Despite the claims of his coach Butch Harman that he could win blindfolded, Woods opted not to cover up the eyes of the Tiger. He began in typical fashion with a birdie two on the first hole, not that I can tell you any more about it after finding myself stood behind what appeared to be three of the taller members of the Swedish basketball team.
"I can't believe I'm watching Tiger Woods. It's like seeing Elvis," said one wise man from the stands behind the second green, as the great man lined up his approach. At times it felt like I was more likely to see the former king of rock'n'roll than the current king of the fairways.
Tiger Team – Woods' minders who follow him wherever he goes – were also in flow, prowling the perimeter ready to pounce on anyone even considering putting a foot out of line. The last two British Opens have seen Woods encounter that age-old problem of naked women throwing themselves at him while out on the golf course. I was hoping a fake moustache and glasses would ensure I wouldn't suffer a similar fate.

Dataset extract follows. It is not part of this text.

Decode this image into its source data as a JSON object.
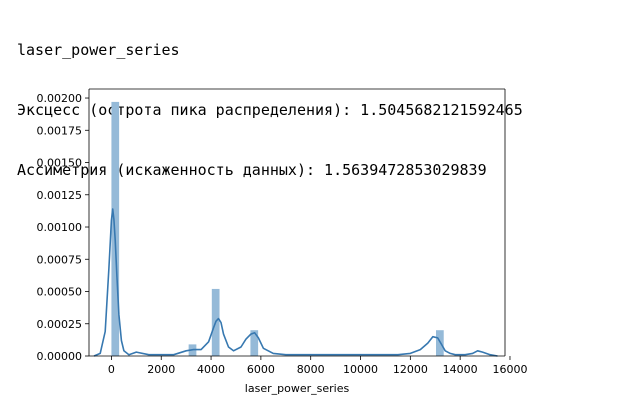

One young fan had brought along a wood cover bearing a tiger's head (of the animal variety), presumably in case anyone was unsure who the crowds were all following.
A bogey at the fourth saw Woods slip back to level par and it was clear he wasn't finding things as easy at Lytham as he did at the home of golf in 2000.
A year ago, Woods managed to evade all of the bunkers at St Andrews as he strolled to his first British Open title. He found himself in six in his opening round at Royal Lytham, although he seemed as happy playing in the sand as he was hacking out of the deep rough that swallows up any stray tee shots.
By the 13th hole I'd had enough. The only way to determine if Woods had made birdie or bogey was from the reaction of the fans fortunate to have negotiated a vantage point around one of the greens.
I opted to watch the remaining holes from the big screen handily placed in the centre of the course for those fans who had forgotten to come equipped with a milk crate or two.
Tiger birdied the 16th and then finished par-par on Lytham's notoriously difficult final two holes to card a 71, a reasonable result considering he rarely hit the form everyone knows and fears he's capable of.
"It definitely wasn't an easy round today," he said, presumably meaning the golf, rather than the spectating. "I didn't really hit the ball the way I wanted to today.
"I feel satisfied. The way I played today I didn't put myself out of the tournament. Sometimes you need to gut it out and get around. And I was able to just hang in there today and persevere."
Unfortunately, I couldn't say the same.